11. What are the key regulatory or enforcement bodies with regard to bribery?
Investigations into allegations of corruption are carried out by the Public Prosecutor's Office, assisted by the police.
Specific powers are attributed to the Italian Anti-corruption Authority (ANAC), as to ensure effective coordination and exchange of information with the Italian Prosecutor’s Offices investigating cases of corruption, as well as to enable the ANAC to supervise relevant public tenders, having also in this regard inspection and sanctioning powers.
12. What are the legal consequences of being found guilty of bribery offences?
Individuals charged with corruption crimes face up to 12 years’ imprisonment, depending on the bribery offence concerned (according to the recent increase of sanctions pursuant to Spazzacorrotti law).
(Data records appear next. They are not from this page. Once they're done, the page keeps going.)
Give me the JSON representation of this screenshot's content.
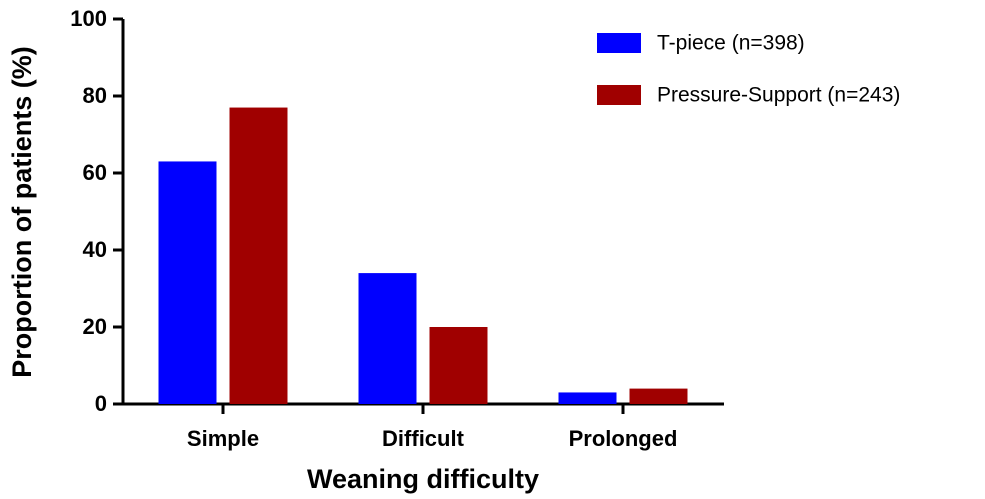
{
  "chart_data": {
    "type": "bar",
    "x_label": "Weaning difficulty",
    "y_label": "Proportion of patients (%)",
    "categories": [
      "Simple",
      "Difficult",
      "Prolonged"
    ],
    "series": [
      {
        "name": "T-piece (n=398)",
        "color": "#0000ff",
        "values": [
          63,
          34,
          3
        ]
      },
      {
        "name": "Pressure-Support (n=243)",
        "color": "#a00000",
        "values": [
          77,
          20,
          4
        ]
      }
    ],
    "ylim": [
      0,
      100
    ],
    "yticks": [
      0,
      20,
      40,
      60,
      80,
      100
    ],
    "legend": "upper right"
  }
}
Individuals convicted with more than two years’ imprisonment for corruption crimes also face the permanent prohibition of holding public office, as well as a perpetual ban from concluding contracts with Public Administration.
The debarment from contracting with the Public Administration can now be applied to individuals, as a precautionary measure, also before the issuance of the judgment according to the recent reform of the legislation made by Spazzacorrotti law.
In the case of conviction for corruption, the confiscation of the price (i.e. the amount of money promised for the commission of the crime) or of the profit (i.e. the advantage deriving from the commission of the crime) of the bribery, or the confiscation of goods belonging to the offender that are of equal value to the said price or profit, is ordered (Section 322-ter ICC).
Companies convicted of bribery offences may face:
i. pecuniary penalties up to a maximum of more than EUR1 million for corruption crimes (depending on the criminal offence concerned);
ii. disqualifying sanctions, ranging from four to seven years in the case of crimes committed by top managers and from two to four years in cases of crimes committed by employees – applicable also before the start of the trial – as follows:
a) a ban on carrying out the company’s business activity;
b) suspension or withdrawal of authorizations, licenses or concessions functional to the commission of the crime;
c) a ban on concluding contracts with the Public Administration;
d) exclusion from (or withdrawal of) contributions, assistance and financing; and
e) a ban on advertising goods or services.
iii. confiscation of corporate assets; and
iv. the publication of the conviction.
The above-mentioned disqualifying sanctions can be reduced up to a maximum of two years if the company, before the first-instance decision, actively cooperated with the Authorities and eliminated the gaps in its organizational structure through the effective adoption and implementation of a proper compliance program, pursuant to the 231 Decree.
13. Are deferred prosecution agreements (DPAs) or other similar settlement mechanisms available?
If certain conditions are met, a plea bargain (so-called patteggiamento) with Italian prosecuting authorities is allowed for by Italian law (Section 444 Italian Code of Criminal Procedure, ICCP).
In particular, patteggiamento is a special proceeding whereby the defendant, in agreement with the Public Prosecutor, does not admit guilt, but offers to accept the punishment, at the same time requesting the judge to impose a sanction reduced by up to one-third compared with the one provided for by the law for the criminal offence concerned.
Even though a judgment issued upon a patteggiamento is not a guilty verdict, pursuant to ICCP it is equivalent to a conviction. Indeed, certain effects of patteggiamento are the same as those of convictions, e.g., imposition of a criminal sanction (even though in a reduced amount), as established in the plea bargain agreement, and possible confiscation of property etc.